Coral Snake


Common Name: Coral Snake

Type: Reptile

Family: Elapidae / Cobra

Range: They can be found in Dry forests and rainforests of Costa Rica

Size: Coral snake have an average length from 20 -30 inches (51 – 76 cm)

Diet: They are Carnivore. Coral snakes are ophiophagous, it means they hunt and eat snakes. They also eat insects, lizards, frogs, mice, and small birds. After they become old and paralyze their prey, they swallow them whole.
Average life span: They have an average life span of 7 years in captivity. The life span in the wild is unknown.

Habitat: Coral snakes live in a variety of habitats, including palmetto and scrub areas, wooded areas, and swamps. Often, they will venture into residential areas.Coral snakes spend most of their time underground in places like holes dug by other animals. They can also be found in hidden places such as underneath rotting leaves or in tree stumps.

Breeding/Reproduction: The coral snake is the only venomous species of snake in North America that lays eggs. The female lays 3-5 eggs during the summer and within 2-3 months the eggs will hatch. After birth, baby snakes are about 7 inches in length and have the same color pattern as the adult, and are fully venomous.
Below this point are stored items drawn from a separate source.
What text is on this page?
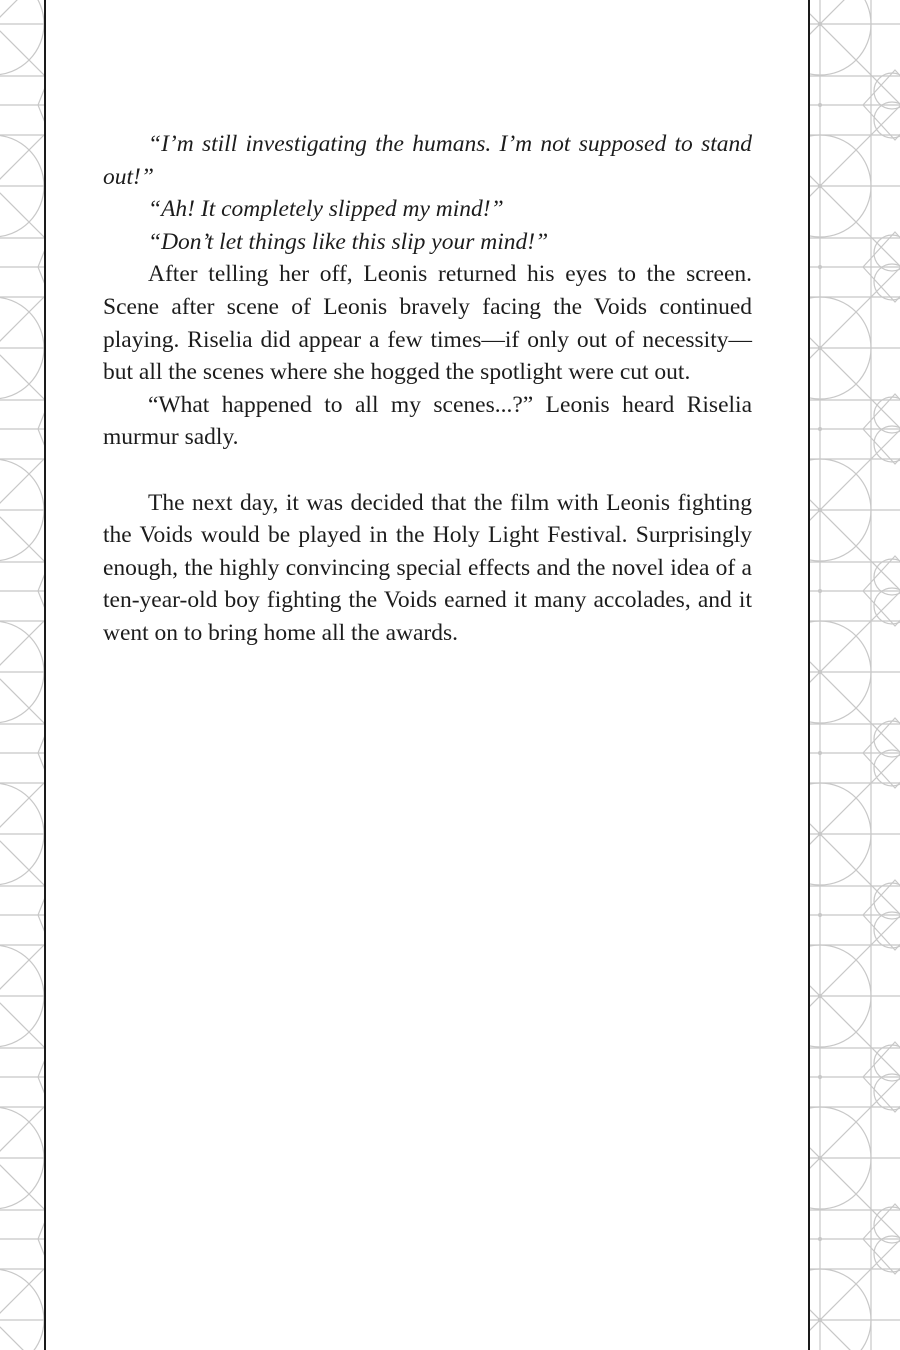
“I’m still investigating the humans. I’m not supposed to stand out!”

“Ah! It completely slipped my mind!”

“Don’t let things like this slip your mind!”

After telling her off, Leonis returned his eyes to the screen. Scene after scene of Leonis bravely facing the Voids continued playing. Riselia did appear a few times—if only out of necessity—but all the scenes where she hogged the spotlight were cut out.

“What happened to all my scenes...?” Leonis heard Riselia murmur sadly.

The next day, it was decided that the film with Leonis fighting the Voids would be played in the Holy Light Festival. Surprisingly enough, the highly convincing special effects and the novel idea of a ten-year-old boy fighting the Voids earned it many accolades, and it went on to bring home all the awards.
Amazing Facts: When coral snakes are threatened. They will curl the tip of its tail to confuse its attacker as to which end is its head.

SPECIAL FEATURES: highly venomous

The coral snake is a small smooth beautifully colored snake. It looks like ocean corals for its bright colors so the explorers in earlier period gave the name ‘coral snake ‘. It belongs to the family of Elapidae. The species of coral snakes are subdivided into Old World and New World. More than 50 species are found. Most species are smaller in size, generally, 2 to 4 feet long. In the aquatic species the tail works like a fin and helps it to float and swim in water. The species is admired for its bold and beautiful coloration. It has bands of rings of red, black, yellow or white color surrounding the body.
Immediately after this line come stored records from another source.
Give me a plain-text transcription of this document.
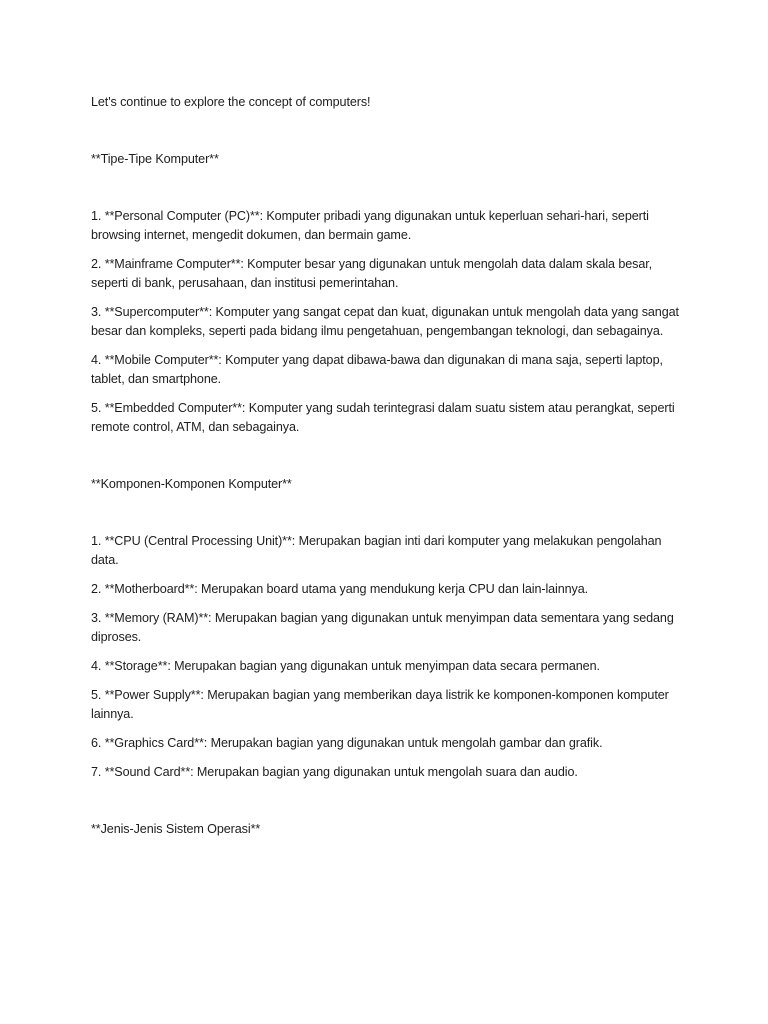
Let's continue to explore the concept of computers!

**Tipe-Tipe Komputer**

1. **Personal Computer (PC)**: Komputer pribadi yang digunakan untuk keperluan sehari-hari, seperti browsing internet, mengedit dokumen, dan bermain game.

2. **Mainframe Computer**: Komputer besar yang digunakan untuk mengolah data dalam skala besar, seperti di bank, perusahaan, dan institusi pemerintahan.

3. **Supercomputer**: Komputer yang sangat cepat dan kuat, digunakan untuk mengolah data yang sangat besar dan kompleks, seperti pada bidang ilmu pengetahuan, pengembangan teknologi, dan sebagainya.

4. **Mobile Computer**: Komputer yang dapat dibawa-bawa dan digunakan di mana saja, seperti laptop, tablet, dan smartphone.

5. **Embedded Computer**: Komputer yang sudah terintegrasi dalam suatu sistem atau perangkat, seperti remote control, ATM, dan sebagainya.

**Komponen-Komponen Komputer**

1. **CPU (Central Processing Unit)**: Merupakan bagian inti dari komputer yang melakukan pengolahan data.

2. **Motherboard**: Merupakan board utama yang mendukung kerja CPU dan lain-lainnya.

3. **Memory (RAM)**: Merupakan bagian yang digunakan untuk menyimpan data sementara yang sedang diproses.

4. **Storage**: Merupakan bagian yang digunakan untuk menyimpan data secara permanen.

5. **Power Supply**: Merupakan bagian yang memberikan daya listrik ke komponen-komponen komputer lainnya.

6. **Graphics Card**: Merupakan bagian yang digunakan untuk mengolah gambar dan grafik.

7. **Sound Card**: Merupakan bagian yang digunakan untuk mengolah suara dan audio.

**Jenis-Jenis Sistem Operasi**
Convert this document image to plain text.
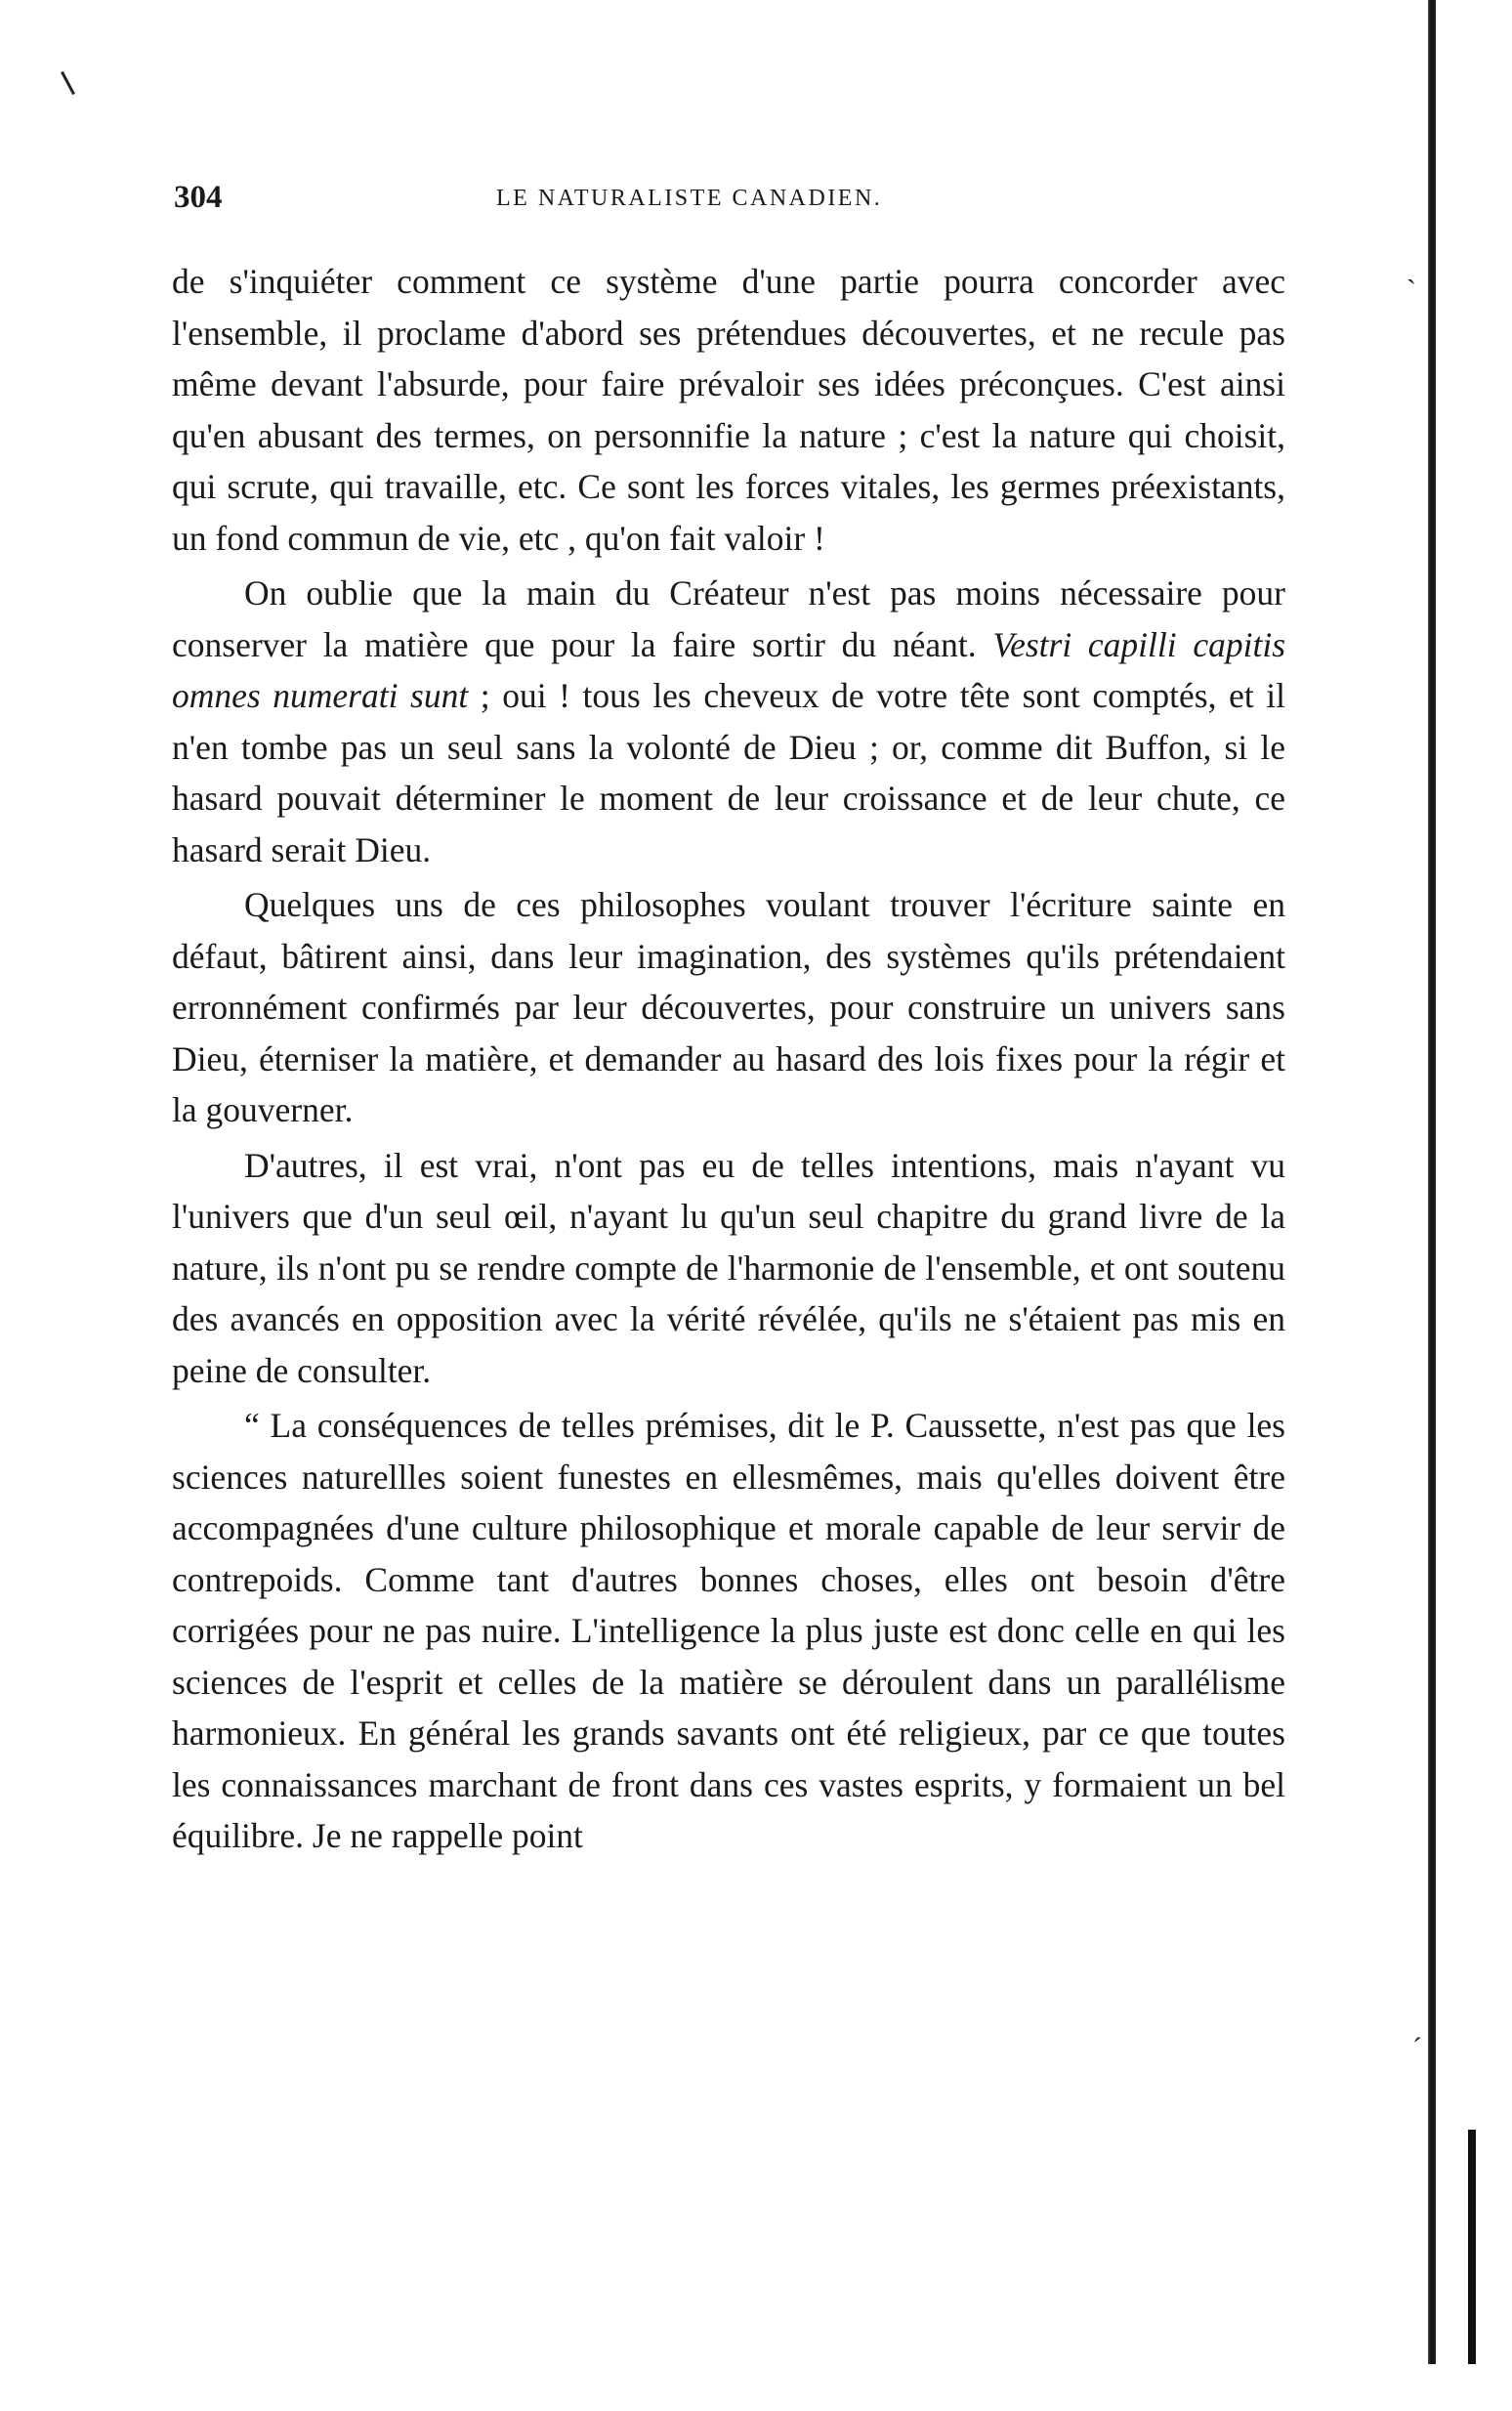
ˏ
ˊ
304	LE NATURALISTE CANADIEN.

de s'inquiéter comment ce système d'une partie pourra concorder avec l'ensemble, il proclame d'abord ses prétendues découvertes, et ne recule pas même devant l'absurde, pour faire prévaloir ses idées préconçues. C'est ainsi qu'en abusant des termes, on personnifie la nature ; c'est la nature qui choisit, qui scrute, qui travaille, etc. Ce sont les forces vitales, les germes préexistants, un fond commun de vie, etc , qu'on fait valoir !

On oublie que la main du Créateur n'est pas moins nécessaire pour conserver la matière que pour la faire sortir du néant. Vestri capilli capitis omnes numerati sunt ; oui ! tous les cheveux de votre tête sont comptés, et il n'en tombe pas un seul sans la volonté de Dieu ; or, comme dit Buffon, si le hasard pouvait déterminer le moment de leur croissance et de leur chute, ce hasard serait Dieu.

Quelques uns de ces philosophes voulant trouver l'écriture sainte en défaut, bâtirent ainsi, dans leur imagination, des systèmes qu'ils prétendaient erronnément confirmés par leur découvertes, pour construire un univers sans Dieu, éterniser la matière, et demander au hasard des lois fixes pour la régir et la gouverner.

D'autres, il est vrai, n'ont pas eu de telles intentions, mais n'ayant vu l'univers que d'un seul œil, n'ayant lu qu'un seul chapitre du grand livre de la nature, ils n'ont pu se rendre compte de l'harmonie de l'ensemble, et ont soutenu des avancés en opposition avec la vérité révélée, qu'ils ne s'étaient pas mis en peine de consulter.

“ La conséquences de telles prémises, dit le P. Caussette, n'est pas que les sciences naturellles soient funestes en ellesmêmes, mais qu'elles doivent être accompagnées d'une culture philosophique et morale capable de leur servir de contrepoids. Comme tant d'autres bonnes choses, elles ont besoin d'être corrigées pour ne pas nuire. L'intelligence la plus juste est donc celle en qui les sciences de l'esprit et celles de la matière se déroulent dans un parallélisme harmonieux. En général les grands savants ont été religieux, par ce que toutes les connaissances marchant de front dans ces vastes esprits, y formaient un bel équilibre. Je ne rappelle point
Snakes are coldblooded animals and their lives are ruled by the outside temperature: they can only be active when their bodies are heated up by sunlight.

There are more than 162 snake species in Costa Rica, of which 22 are poisonous. Despite their bad reputation the chances of actually seeing a venomous snake are very thin. They are not only inactive and they move only during the night time, but also difficult to spot for the amateur eye.
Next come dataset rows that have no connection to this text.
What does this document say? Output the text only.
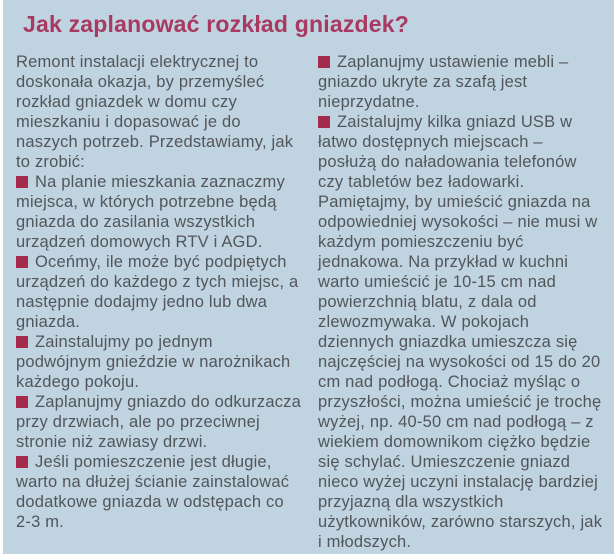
Jak zaplanować rozkład gniazdek?

Remont instalacji elektrycznej to doskonała okazja, by przemyśleć rozkład gniazdek w domu czy mieszkaniu i dopasować je do naszych potrzeb. Przedstawiamy, jak to zrobić:

Na planie mieszkania zaznaczmy miejsca, w których potrzebne będą gniazda do zasilania wszystkich urządzeń domowych RTV i AGD.

Oceńmy, ile może być podpiętych urządzeń do każdego z tych miejsc, a następnie dodajmy jedno lub dwa gniazda.

Zainstalujmy po jednym podwójnym gnieździe w narożnikach każdego pokoju.

Zaplanujmy gniazdo do odkurzacza przy drzwiach, ale po przeciwnej stronie niż zawiasy drzwi.

Jeśli pomieszczenie jest długie, warto na dłużej ścianie zainstalować dodatkowe gniazda w odstępach co 2-3 m.

Zaplanujmy ustawienie mebli – gniazdo ukryte za szafą jest nieprzydatne.

Zaistalujmy kilka gniazd USB w łatwo dostępnych miejscach – posłużą do naładowania telefonów czy tabletów bez ładowarki.

Pamiętajmy, by umieścić gniazda na odpowiedniej wysokości – nie musi w każdym pomieszczeniu być jednakowa. Na przykład w kuchni warto umieścić je 10-15 cm nad powierzchnią blatu, z dala od zlewozmywaka. W pokojach dziennych gniazdka umieszcza się najczęściej na wysokości od 15 do 20 cm nad podłogą. Chociaż myśląc o przyszłości, można umieścić je trochę wyżej, np. 40-50 cm nad podłogą – z wiekiem domownikom ciężko będzie się schylać. Umieszczenie gniazd nieco wyżej uczyni instalację bardziej przyjazną dla wszystkich użytkowników, zarówno starszych, jak i młodszych.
There are two major groups of venomous snakes in Costa Rica: Coral Snakes and Pit Vipers. Pit vipers include the notorious. Pit vipers can be noticed through their triangular head that sticks noticeably out of the body. Their venom breaks down tissue near the bite location and can affect the nervous system.

Colubrids are the most common snakes. It is difficult to distinguish them, but the main difference is that they do not have venom-injecting fangs on the upper jaw. Mostly, they have long and slender bodies that enable them to live on trees.

Coral snakes are of bright colors. They have short fangs at the front of the mouth and their venom is toxic to the nervous system. Very often, however, the snake’s bite is “dry”, i.e. no poison is injected with the bite (this is due to the long time it takes to produce the venom. Experienced snakes know that humans are too big to eat; if snakes waste their poison on such a species they might have to spend the next couple of days without food – until new venom is produced).

The coral snake is a secretive snake; it prefers to remain underground most of the time either in holes dug by other animals or inside rocks and crevices, in logs, tree trunks or under rotting leaves in the rainforests. Generally nocturnal in nature, comes out at night time to catch the prey .It also comes out during rainy season and breeding time. It is found in the dry forests and rainforests of Costa Rica.

The coral snake is carnivorous. It eats mice, lizards, small snakes, nestling birds and amphibians. It swallows the victim whole. It holds the victim first and then bites it unlike the pet vipers which allow the victim to go free.

The mating season is different for different species. The female one lays two to eighteen eggs at a time and the young one hatch within two months.

Thecoral snake is not aggressive in nature and usually does not attack unless provoked. But when it feels threatened it curves the tail into a tight spiral and shows its anger. A pair of short fangs is attached at the front of the mouth on the upper jaw which release venom. The bite contains powerful neurotoxin venom. So the bite results in the paralysis of the victim or stopping the respiratory system from working properly. Though it rarely bites humans, it is still regarded as one of the most venomous snakes in the world.